787 wrote on October 29, 2014 at 10:10 am

It depends...  if it is a $12.3 million improvement of US Route 36 and other area roads, that *everyone* can use... that's one thing.  

If it a $12.3 million construction of a new road that dead ends at the plant... then that's completely different.

BruckJr wrote on October 29, 2014 at 1:10 pm

Why all the discussion of 2000 'union' construction jobs?  Is the company not allowed to hire whichever firms that they want?
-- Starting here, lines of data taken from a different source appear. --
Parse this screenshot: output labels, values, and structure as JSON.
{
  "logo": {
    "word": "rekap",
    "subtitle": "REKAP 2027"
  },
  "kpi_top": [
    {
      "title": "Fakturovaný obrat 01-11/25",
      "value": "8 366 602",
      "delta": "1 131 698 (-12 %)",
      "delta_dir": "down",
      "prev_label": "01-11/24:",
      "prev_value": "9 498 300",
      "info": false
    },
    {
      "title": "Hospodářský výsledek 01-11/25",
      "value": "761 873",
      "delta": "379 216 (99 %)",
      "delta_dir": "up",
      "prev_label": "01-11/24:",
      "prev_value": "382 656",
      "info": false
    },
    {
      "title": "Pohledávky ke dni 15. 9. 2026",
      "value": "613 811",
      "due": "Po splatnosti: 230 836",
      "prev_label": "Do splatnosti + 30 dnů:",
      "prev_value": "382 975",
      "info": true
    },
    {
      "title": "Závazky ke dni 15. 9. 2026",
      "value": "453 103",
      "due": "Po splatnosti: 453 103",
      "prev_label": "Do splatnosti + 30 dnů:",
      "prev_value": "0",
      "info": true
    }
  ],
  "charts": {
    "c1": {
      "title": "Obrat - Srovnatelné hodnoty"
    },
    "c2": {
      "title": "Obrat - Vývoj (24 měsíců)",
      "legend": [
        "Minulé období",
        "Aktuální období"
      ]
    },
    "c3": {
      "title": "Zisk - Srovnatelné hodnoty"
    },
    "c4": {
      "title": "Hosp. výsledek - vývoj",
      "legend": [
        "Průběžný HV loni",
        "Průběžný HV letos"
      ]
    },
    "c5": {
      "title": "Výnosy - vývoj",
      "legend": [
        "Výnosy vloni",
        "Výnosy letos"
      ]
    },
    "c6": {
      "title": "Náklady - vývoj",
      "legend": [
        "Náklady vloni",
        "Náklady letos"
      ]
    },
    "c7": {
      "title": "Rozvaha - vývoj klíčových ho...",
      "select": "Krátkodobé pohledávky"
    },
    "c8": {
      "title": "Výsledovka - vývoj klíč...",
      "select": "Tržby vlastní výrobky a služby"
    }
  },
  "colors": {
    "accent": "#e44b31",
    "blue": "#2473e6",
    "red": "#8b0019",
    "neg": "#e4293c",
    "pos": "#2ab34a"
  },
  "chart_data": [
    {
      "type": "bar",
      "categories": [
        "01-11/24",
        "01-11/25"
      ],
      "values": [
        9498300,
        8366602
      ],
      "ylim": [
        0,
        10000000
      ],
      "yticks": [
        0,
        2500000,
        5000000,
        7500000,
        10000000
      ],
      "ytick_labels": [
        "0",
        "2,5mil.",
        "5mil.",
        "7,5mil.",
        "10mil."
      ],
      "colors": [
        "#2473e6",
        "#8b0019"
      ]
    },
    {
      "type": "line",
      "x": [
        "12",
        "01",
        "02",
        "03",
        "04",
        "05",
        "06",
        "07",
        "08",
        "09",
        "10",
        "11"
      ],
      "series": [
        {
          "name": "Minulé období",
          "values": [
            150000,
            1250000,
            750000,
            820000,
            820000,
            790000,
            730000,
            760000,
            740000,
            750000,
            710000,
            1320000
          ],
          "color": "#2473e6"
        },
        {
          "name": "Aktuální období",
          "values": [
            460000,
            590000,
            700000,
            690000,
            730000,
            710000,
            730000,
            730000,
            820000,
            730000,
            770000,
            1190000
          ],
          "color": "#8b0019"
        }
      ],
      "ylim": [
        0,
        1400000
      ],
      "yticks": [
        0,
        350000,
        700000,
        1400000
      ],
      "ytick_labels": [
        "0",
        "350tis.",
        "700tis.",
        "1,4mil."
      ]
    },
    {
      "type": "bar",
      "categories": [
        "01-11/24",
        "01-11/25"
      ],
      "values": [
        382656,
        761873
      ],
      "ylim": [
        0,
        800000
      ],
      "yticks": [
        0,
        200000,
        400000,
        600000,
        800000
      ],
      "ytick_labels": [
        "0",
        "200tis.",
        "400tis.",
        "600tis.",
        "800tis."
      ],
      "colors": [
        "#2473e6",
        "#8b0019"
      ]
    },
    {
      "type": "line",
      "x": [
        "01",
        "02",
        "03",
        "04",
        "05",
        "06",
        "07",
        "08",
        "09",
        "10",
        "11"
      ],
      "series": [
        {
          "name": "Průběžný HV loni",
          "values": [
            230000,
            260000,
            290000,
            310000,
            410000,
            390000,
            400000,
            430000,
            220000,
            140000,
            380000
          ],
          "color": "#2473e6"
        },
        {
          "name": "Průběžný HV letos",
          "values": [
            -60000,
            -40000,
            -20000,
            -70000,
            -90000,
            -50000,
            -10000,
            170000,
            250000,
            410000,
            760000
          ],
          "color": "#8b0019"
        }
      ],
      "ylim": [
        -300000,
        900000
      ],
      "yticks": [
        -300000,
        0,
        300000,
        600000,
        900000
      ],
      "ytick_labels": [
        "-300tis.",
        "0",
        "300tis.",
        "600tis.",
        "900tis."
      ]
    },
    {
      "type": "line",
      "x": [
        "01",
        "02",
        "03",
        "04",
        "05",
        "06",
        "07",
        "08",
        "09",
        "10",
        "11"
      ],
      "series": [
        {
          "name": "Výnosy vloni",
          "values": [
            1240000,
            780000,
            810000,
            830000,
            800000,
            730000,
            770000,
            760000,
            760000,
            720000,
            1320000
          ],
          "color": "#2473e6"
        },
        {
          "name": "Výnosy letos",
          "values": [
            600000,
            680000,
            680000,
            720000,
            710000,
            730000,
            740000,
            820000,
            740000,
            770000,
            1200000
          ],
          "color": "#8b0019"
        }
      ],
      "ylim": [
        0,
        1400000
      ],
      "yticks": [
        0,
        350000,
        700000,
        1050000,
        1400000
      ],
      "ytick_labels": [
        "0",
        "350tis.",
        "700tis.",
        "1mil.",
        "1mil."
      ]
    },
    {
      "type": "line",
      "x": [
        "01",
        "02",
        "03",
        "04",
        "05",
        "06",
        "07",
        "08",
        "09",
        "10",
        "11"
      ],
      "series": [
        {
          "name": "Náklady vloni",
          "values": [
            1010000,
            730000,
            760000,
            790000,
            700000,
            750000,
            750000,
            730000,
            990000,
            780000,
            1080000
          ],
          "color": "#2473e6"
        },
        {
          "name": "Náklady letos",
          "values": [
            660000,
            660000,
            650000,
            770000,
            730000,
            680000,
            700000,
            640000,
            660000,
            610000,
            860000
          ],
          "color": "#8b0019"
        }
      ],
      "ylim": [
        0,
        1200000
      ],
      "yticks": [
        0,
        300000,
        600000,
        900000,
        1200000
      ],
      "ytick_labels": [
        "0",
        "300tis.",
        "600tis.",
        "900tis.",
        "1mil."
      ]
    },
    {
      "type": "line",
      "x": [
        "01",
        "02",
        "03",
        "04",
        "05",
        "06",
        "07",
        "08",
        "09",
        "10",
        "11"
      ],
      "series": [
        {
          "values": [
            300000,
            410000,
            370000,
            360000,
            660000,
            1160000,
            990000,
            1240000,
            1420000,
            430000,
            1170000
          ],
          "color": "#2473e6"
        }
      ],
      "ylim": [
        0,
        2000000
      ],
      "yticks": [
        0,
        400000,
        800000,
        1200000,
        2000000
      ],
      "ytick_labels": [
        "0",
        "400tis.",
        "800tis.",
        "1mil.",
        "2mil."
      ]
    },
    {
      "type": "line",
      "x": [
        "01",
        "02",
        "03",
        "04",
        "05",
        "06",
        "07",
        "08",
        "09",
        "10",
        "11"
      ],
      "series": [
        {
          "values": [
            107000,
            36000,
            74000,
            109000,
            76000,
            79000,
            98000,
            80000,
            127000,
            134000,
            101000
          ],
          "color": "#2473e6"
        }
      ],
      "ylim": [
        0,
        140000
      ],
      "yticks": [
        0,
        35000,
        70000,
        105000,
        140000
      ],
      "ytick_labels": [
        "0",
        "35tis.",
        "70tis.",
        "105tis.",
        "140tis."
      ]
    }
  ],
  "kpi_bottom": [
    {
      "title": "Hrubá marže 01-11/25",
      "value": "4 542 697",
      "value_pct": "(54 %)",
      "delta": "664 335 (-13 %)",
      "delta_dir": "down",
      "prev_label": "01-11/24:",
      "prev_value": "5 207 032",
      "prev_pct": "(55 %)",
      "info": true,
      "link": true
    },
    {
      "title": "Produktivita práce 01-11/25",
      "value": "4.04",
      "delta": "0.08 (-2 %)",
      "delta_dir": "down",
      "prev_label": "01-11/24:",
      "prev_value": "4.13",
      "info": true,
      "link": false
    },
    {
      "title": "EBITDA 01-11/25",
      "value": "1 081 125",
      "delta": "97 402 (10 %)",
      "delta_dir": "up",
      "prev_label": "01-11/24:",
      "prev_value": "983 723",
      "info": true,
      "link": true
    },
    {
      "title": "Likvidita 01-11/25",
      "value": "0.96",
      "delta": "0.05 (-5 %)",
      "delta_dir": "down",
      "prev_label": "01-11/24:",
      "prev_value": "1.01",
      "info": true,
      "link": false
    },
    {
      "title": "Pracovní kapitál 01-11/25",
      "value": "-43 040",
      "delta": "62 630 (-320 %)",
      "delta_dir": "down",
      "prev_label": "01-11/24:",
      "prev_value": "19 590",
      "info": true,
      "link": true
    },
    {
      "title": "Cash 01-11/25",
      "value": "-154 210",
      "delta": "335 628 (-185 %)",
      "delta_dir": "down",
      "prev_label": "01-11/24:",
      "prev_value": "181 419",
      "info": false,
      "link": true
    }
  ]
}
C in Champaign wrote on October 29, 2014 at 1:10 pm

I will try to get in ahead of the corporate subsidy/business incentive haters, and say that an investment of $52 million that results in a return of $1.4 billion is a huge win. The vast majorty, almost 80% of the incentive is a waiver on sales taxes for the materials used in the construction of the plant, and in a defined waiver of future state corporate taxes. The only real "cash" (up-front investment) being thrown at the project appears to be for roads to get to it. And so what if it is a road that is "just" for the new plant's use. A cynic might say that the money is simply for the benefit of the plant owners, but the truth is that the road is used by the plant AND the thousands of people who will be employed in its construction and operation. $12.3 milion pales in comparison to the benefits that Tuscola, the surrounding communities, and the state will receive in ruturn.